Recently, the National Council for the Social Studies released its National Standards for the Preparation of Social Studies Teachers guidance document for public review. If you are a parent, pre-service social studies teacher or teacher educator, current or former teacher, or, honestly, simply an engaged citizen with a concern for the future, I encourage you to check it out and provide them with feedback. The document, which runs about 23 pages, provides an overview of five core competencies that are important in social studies teacher education.

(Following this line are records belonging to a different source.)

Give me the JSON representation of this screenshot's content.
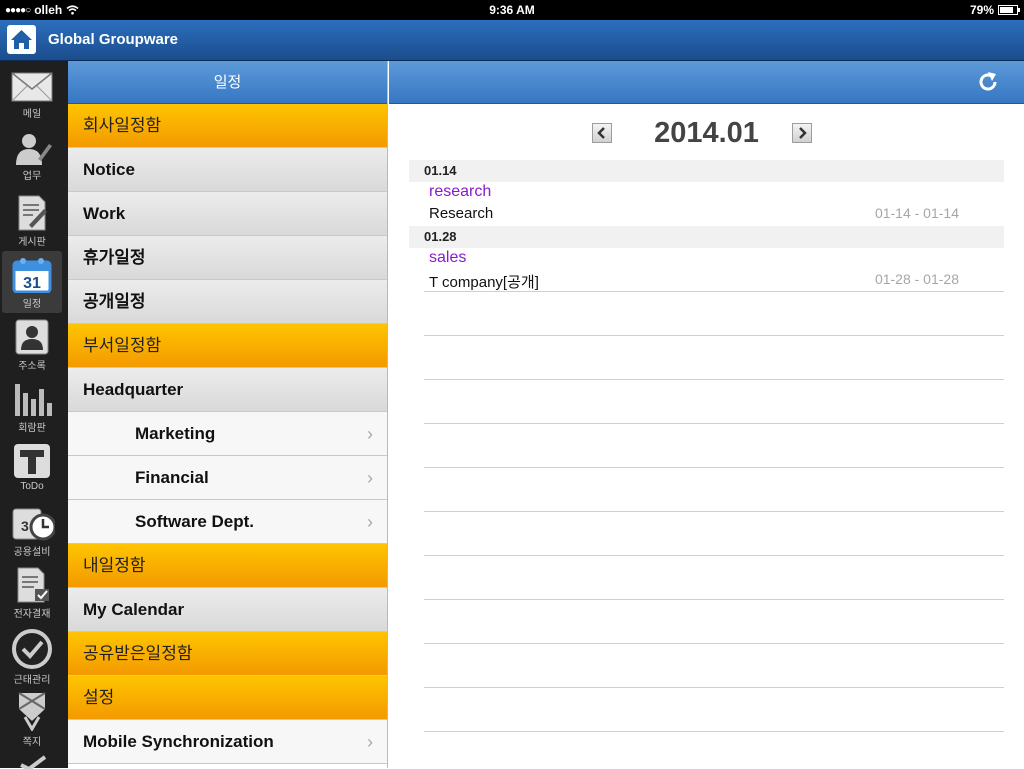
{
  "status_bar": {
    "carrier": "olleh",
    "time": "9:36 AM",
    "battery": "79%",
    "battery_level": 0.79
  },
  "app": {
    "title": "Global Groupware"
  },
  "rail": {
    "items": [
      {
        "label": "메일",
        "icon": "mail-icon"
      },
      {
        "label": "업무",
        "icon": "task-icon"
      },
      {
        "label": "게시판",
        "icon": "board-icon"
      },
      {
        "label": "일정",
        "icon": "calendar-icon",
        "calendar_day": "31",
        "active": true
      },
      {
        "label": "주소록",
        "icon": "contacts-icon"
      },
      {
        "label": "회람판",
        "icon": "bar-chart-icon"
      },
      {
        "label": "ToDo",
        "icon": "todo-icon"
      },
      {
        "label": "공용설비",
        "icon": "facility-clock-icon"
      },
      {
        "label": "전자결재",
        "icon": "approval-icon"
      },
      {
        "label": "근태관리",
        "icon": "attendance-check-icon"
      },
      {
        "label": "쪽지",
        "icon": "memo-icon"
      }
    ]
  },
  "left_panel": {
    "title": "일정",
    "rows": [
      {
        "label": "회사일정함",
        "style": "orange"
      },
      {
        "label": "Notice",
        "style": "gray"
      },
      {
        "label": "Work",
        "style": "gray"
      },
      {
        "label": "휴가일정",
        "style": "gray"
      },
      {
        "label": "공개일정",
        "style": "gray"
      },
      {
        "label": "부서일정함",
        "style": "orange"
      },
      {
        "label": "Headquarter",
        "style": "gray"
      },
      {
        "label": "Marketing",
        "style": "white",
        "indent": true,
        "chevron": true
      },
      {
        "label": "Financial",
        "style": "white",
        "indent": true,
        "chevron": true
      },
      {
        "label": "Software Dept.",
        "style": "white",
        "indent": true,
        "chevron": true
      },
      {
        "label": "내일정함",
        "style": "orange"
      },
      {
        "label": "My Calendar",
        "style": "gray"
      },
      {
        "label": "공유받은일정함",
        "style": "orange"
      },
      {
        "label": "설정",
        "style": "orange"
      },
      {
        "label": "Mobile Synchronization",
        "style": "white",
        "chevron": true
      }
    ]
  },
  "main": {
    "month": "2014.01",
    "events": [
      {
        "date": "01.14",
        "category": "research",
        "title": "Research",
        "range": "01-14 - 01-14"
      },
      {
        "date": "01.28",
        "category": "sales",
        "title": "T company[공개]",
        "range": "01-28 - 01-28"
      }
    ]
  },
  "colors": {
    "accent_blue": "#2c6fbd",
    "category_orange": "#f9b000",
    "event_category_purple": "#8a1ad0"
  }
}
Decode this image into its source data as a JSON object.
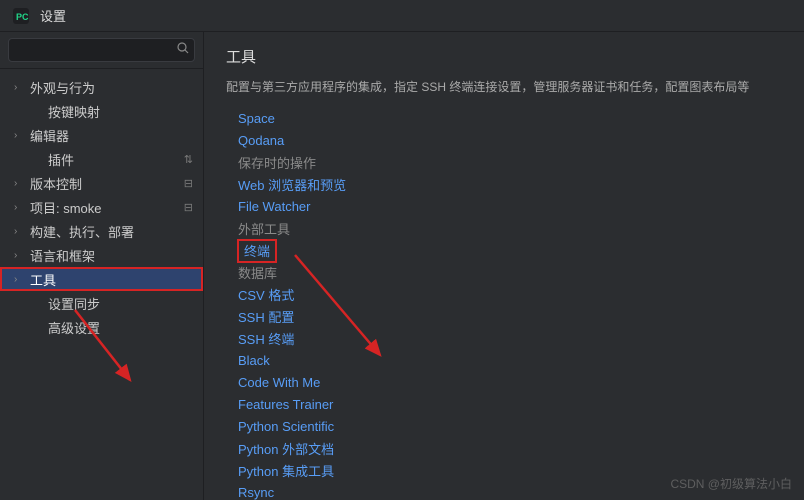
{
  "titlebar": {
    "title": "设置"
  },
  "search": {
    "placeholder": ""
  },
  "sidebar": {
    "items": [
      {
        "label": "外观与行为",
        "expandable": true,
        "child": false
      },
      {
        "label": "按键映射",
        "expandable": false,
        "child": true
      },
      {
        "label": "编辑器",
        "expandable": true,
        "child": false
      },
      {
        "label": "插件",
        "expandable": false,
        "child": true,
        "badge": "⇅"
      },
      {
        "label": "版本控制",
        "expandable": true,
        "child": false,
        "badge": "⊟"
      },
      {
        "label": "项目: smoke",
        "expandable": true,
        "child": false,
        "badge": "⊟"
      },
      {
        "label": "构建、执行、部署",
        "expandable": true,
        "child": false
      },
      {
        "label": "语言和框架",
        "expandable": true,
        "child": false
      },
      {
        "label": "工具",
        "expandable": true,
        "child": false,
        "selected": true,
        "highlight": true
      },
      {
        "label": "设置同步",
        "expandable": false,
        "child": true
      },
      {
        "label": "高级设置",
        "expandable": false,
        "child": true
      }
    ]
  },
  "content": {
    "title": "工具",
    "desc": "配置与第三方应用程序的集成，指定 SSH 终端连接设置，管理服务器证书和任务，配置图表布局等",
    "links": [
      {
        "label": "Space"
      },
      {
        "label": "Qodana"
      },
      {
        "label": "保存时的操作",
        "gray": true
      },
      {
        "label": "Web 浏览器和预览"
      },
      {
        "label": "File Watcher"
      },
      {
        "label": "外部工具",
        "gray": true
      },
      {
        "label": "终端",
        "highlight": true
      },
      {
        "label": "数据库",
        "gray": true
      },
      {
        "label": "CSV 格式"
      },
      {
        "label": "SSH 配置"
      },
      {
        "label": "SSH 终端"
      },
      {
        "label": "Black"
      },
      {
        "label": "Code With Me"
      },
      {
        "label": "Features Trainer"
      },
      {
        "label": "Python Scientific"
      },
      {
        "label": "Python 外部文档"
      },
      {
        "label": "Python 集成工具"
      },
      {
        "label": "Rsync"
      }
    ]
  },
  "watermark": "CSDN @初级算法小白"
}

Each section of the report dives deeper into each of the core competencies. No doubt, there will be some comments raised about the inclusion of ‘social justice’, knowing that that particular term was once removed from standards of the National Council for Accreditation of Teacher Education (now the Council for the Accreditation of Educator Preparation), for good or ill. I do appreciate the emphasis on inquiry, skills, and knowledge as having an equal role in teacher preparation, though the references to C3 could be an issue in states where that program is (unfortunately) not adopted.
As a civic educator, I cannot help but notice that there is a HUGE amount of attention paid to varying elements of civic education and competency. Obviously, if we consider that social studies is at the heart of instruction in good citizenship, this is important, but it’s ultimately necessary that these standards make clear that civics must necessarily connect to other content areas in our field, and I think they do that adequately.